- Tuesday, July 4, 2017

Marcus Wolf, the East German intelligence operative who managed to put a Soviet spy in West German Chancellor Willy Brandt’s bed, isn’t much impressed by Vladimir Putin. Mr. Wolf scoffed at Mr. Putin’s claim that he lived in Dresden for 15 years as the liaison between the Soviet KGB and Communist East Germany’s spies. Mr. Putin couldn’t have been that important, he said, if he had not known him.

But he concedes that a good spy makes those around him think he’s a mediocrity. It was largely that assumption that led Boris Yeltsin to choose Mr. Putin to be his successor. It’s just observations like these that make it difficult for American leaders to deal with Vladimir Putin now. Donald Trump must keep this in mind when he meets the Russian leader this week at the economic summit in Germany.

For his part, Mr. Putin has made his ambitions clear. He wants to restore Moscow to its Soviet glory. He says he regards the collapse of the Soviet Union as the greatest catastrophe of the 20th century. Whatever the odds, Mr. Putin dreams of making Russia once more an equal competitor of the United States. That means incorporating eastern and Central Europe, even if it risks retribution from the West.

Mr. Putin’s war on Islamic extremists, meanwhile, is compromised by Russia’s collapsing birthrate and its consequent dependence on military recruits from its Muslim republics in Central Asia. Mr. Putin survives bankruptcy with oil and gas exports, but the exorbitant price of oil is a fading memory, thanks to unanticipated American discovery of enormous oil shale deposits. When Saudi Arabia tried to undercut the price of American oil, U.S. oil men raised their production output, doing what Saudi Arabia did in the old days. The United States is likely to resume its pre-World War II role as an energy exporter, sooner rather than later.

The Putin pretensions to superpower status, however, do have a sound basis. Russia’s conventional military was badly eroded when the Communist regime imploded, but it still has an arsenal of nuclear and other weapons of mass destruction. The Russian leader rattles these from time to time, reminding the Americans that he can still pose a menace, especially to an American president eager “to lead from behind.”

Vladimir Putin’s Russia is not the old Communist satrapy, but a nation ambitious in the exploitation of capitalism. The dollars that roll in for energy, too vast to be absorbed by Russia’s primitive investment structure, quickly roll out. Western deals with corrupt Russian financial institutions and emigre oligarchs are often closely associated with Mr. Putin himself. His personal wealth is said to rival that of Bill Gates or Jeff Bezos.

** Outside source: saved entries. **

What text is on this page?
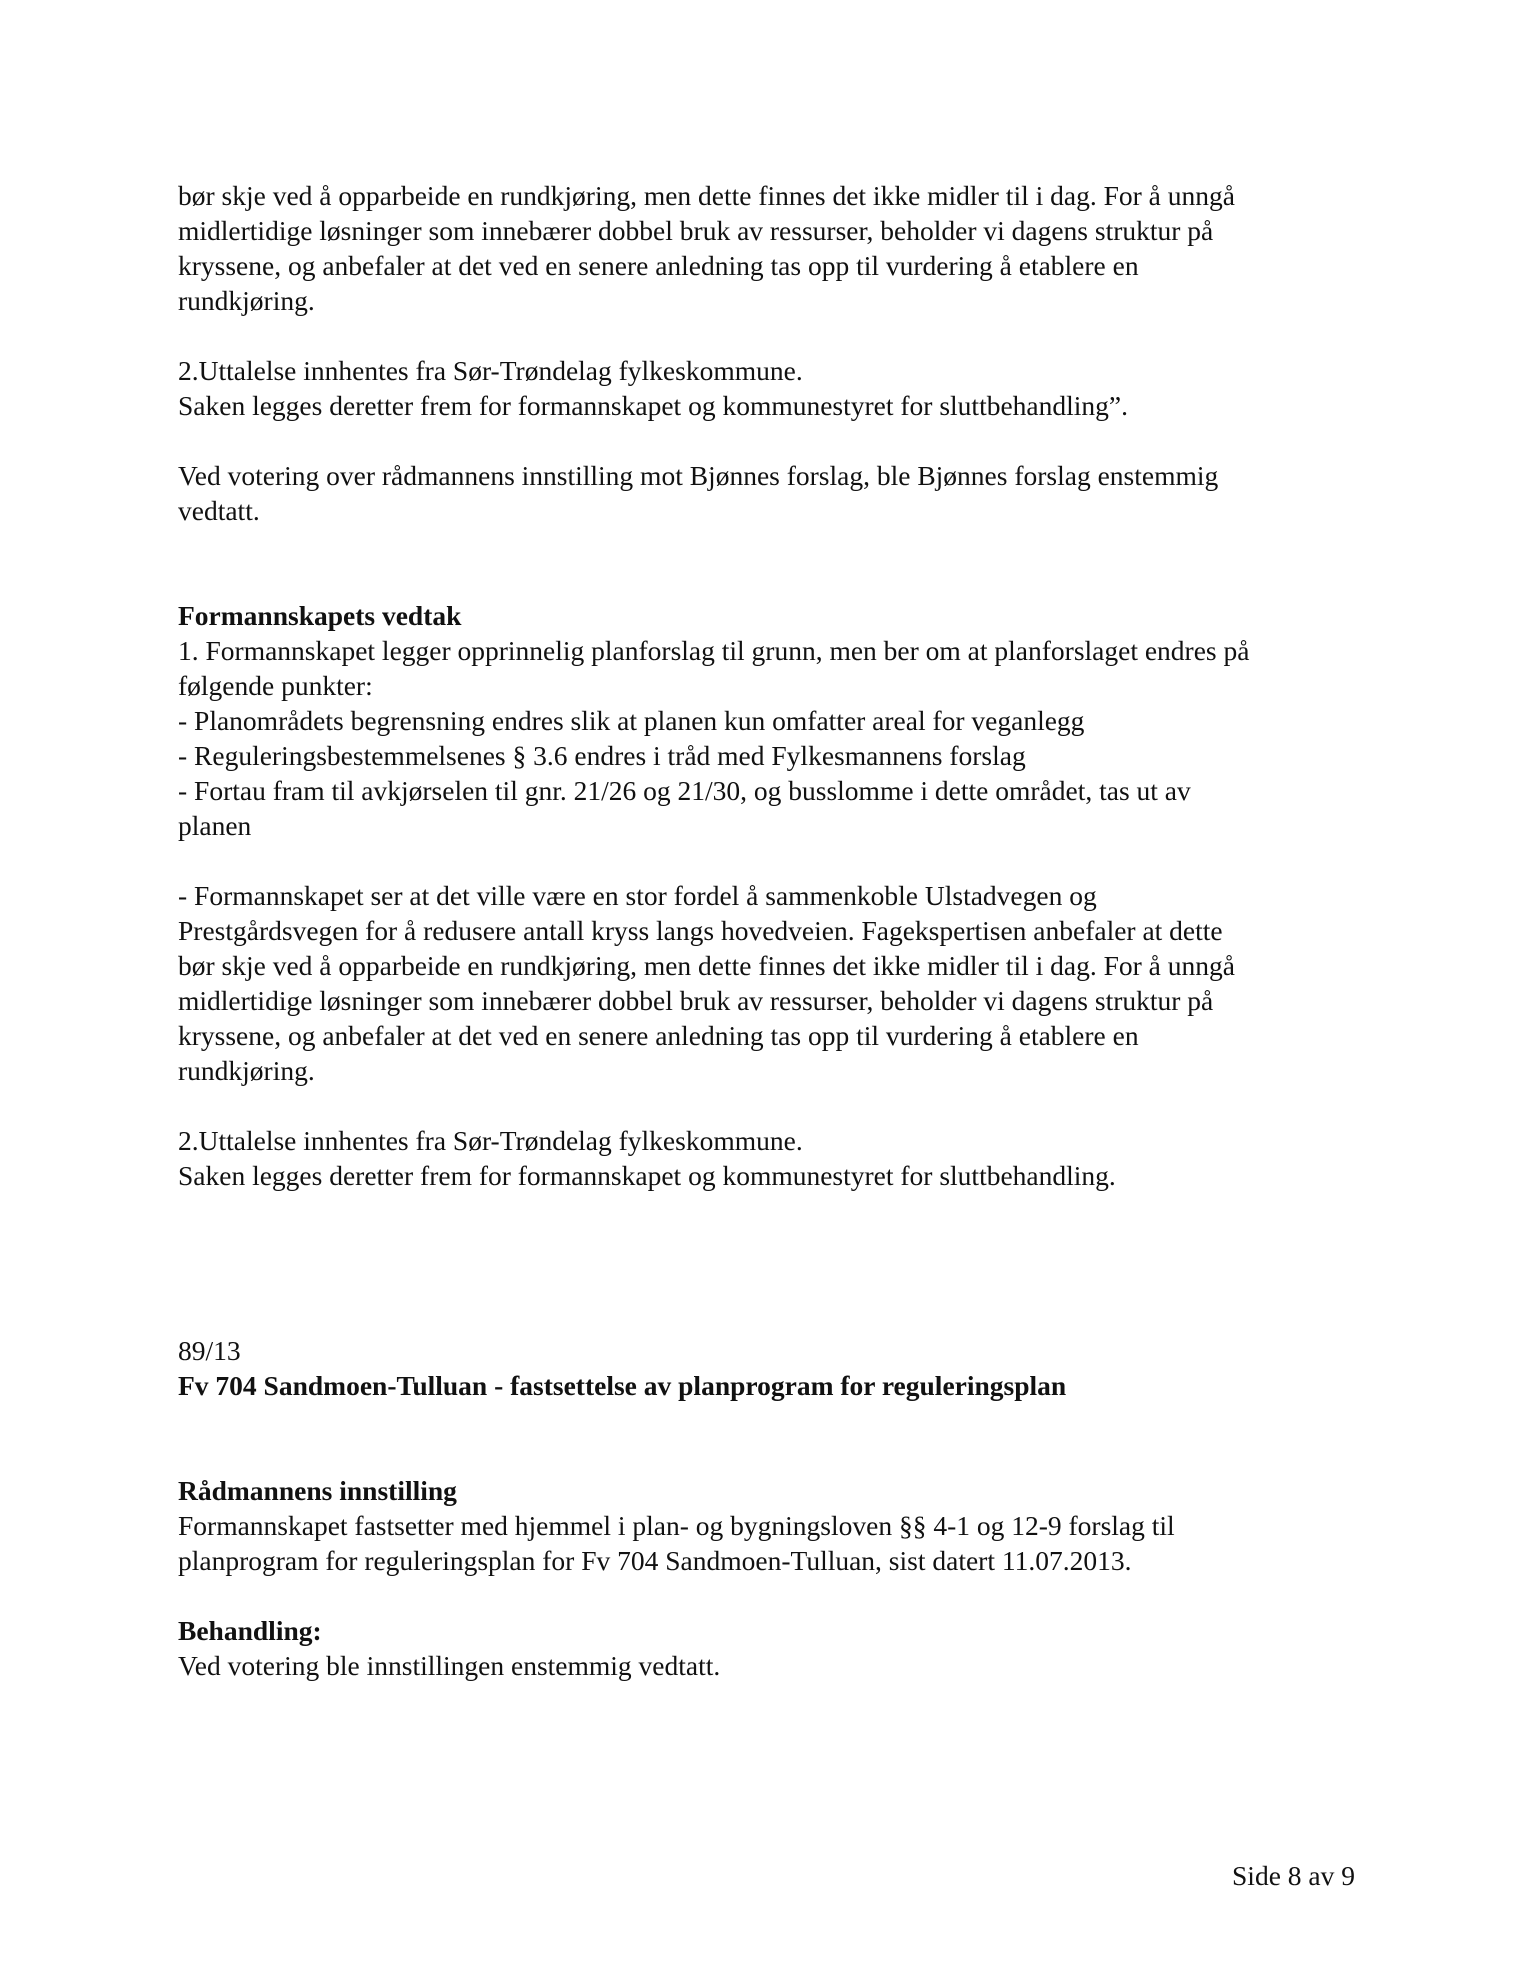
bør skje ved å opparbeide en rundkjøring, men dette finnes det ikke midler til i dag. For å unngå

midlertidige løsninger som innebærer dobbel bruk av ressurser, beholder vi dagens struktur på

kryssene, og anbefaler at det ved en senere anledning tas opp til vurdering å etablere en

rundkjøring.

2.Uttalelse innhentes fra Sør-Trøndelag fylkeskommune.

Saken legges deretter frem for formannskapet og kommunestyret for sluttbehandling”.

Ved votering over rådmannens innstilling mot Bjønnes forslag, ble Bjønnes forslag enstemmig

vedtatt.

Formannskapets vedtak

1. Formannskapet legger opprinnelig planforslag til grunn, men ber om at planforslaget endres på

følgende punkter:

- Planområdets begrensning endres slik at planen kun omfatter areal for veganlegg

- Reguleringsbestemmelsenes § 3.6 endres i tråd med Fylkesmannens forslag

- Fortau fram til avkjørselen til gnr. 21/26 og 21/30, og busslomme i dette området, tas ut av

planen

- Formannskapet ser at det ville være en stor fordel å sammenkoble Ulstadvegen og

Prestgårdsvegen for å redusere antall kryss langs hovedveien. Fagekspertisen anbefaler at dette

bør skje ved å opparbeide en rundkjøring, men dette finnes det ikke midler til i dag. For å unngå

midlertidige løsninger som innebærer dobbel bruk av ressurser, beholder vi dagens struktur på

kryssene, og anbefaler at det ved en senere anledning tas opp til vurdering å etablere en

rundkjøring.

2.Uttalelse innhentes fra Sør-Trøndelag fylkeskommune.

Saken legges deretter frem for formannskapet og kommunestyret for sluttbehandling.

89/13

Fv 704 Sandmoen-Tulluan - fastsettelse av planprogram for reguleringsplan

Rådmannens innstilling

Formannskapet fastsetter med hjemmel i plan- og bygningsloven §§ 4-1 og 12-9 forslag til

planprogram for reguleringsplan for Fv 704 Sandmoen-Tulluan, sist datert 11.07.2013.

Behandling:

Ved votering ble innstillingen enstemmig vedtatt.

Side 8 av 9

Russian attempts to hack American elections are part of this international chase for profits from its energy exports, but the American electoral system, which many Americans don’t fully understand, is a puzzle to the Russians, too. It’s an explanation, at least in part, of the contradictory reporting of the contacts between the Russians and the Americans. It’s an old source of puzzlement. “I cannot forecast to you the action of Russia,” Winston Churchill remarked in a radio broadcast during World War II. “It is a riddle wrapped in a mystery inside an enigma. But perhaps there is a key. That key is Russian national interest.”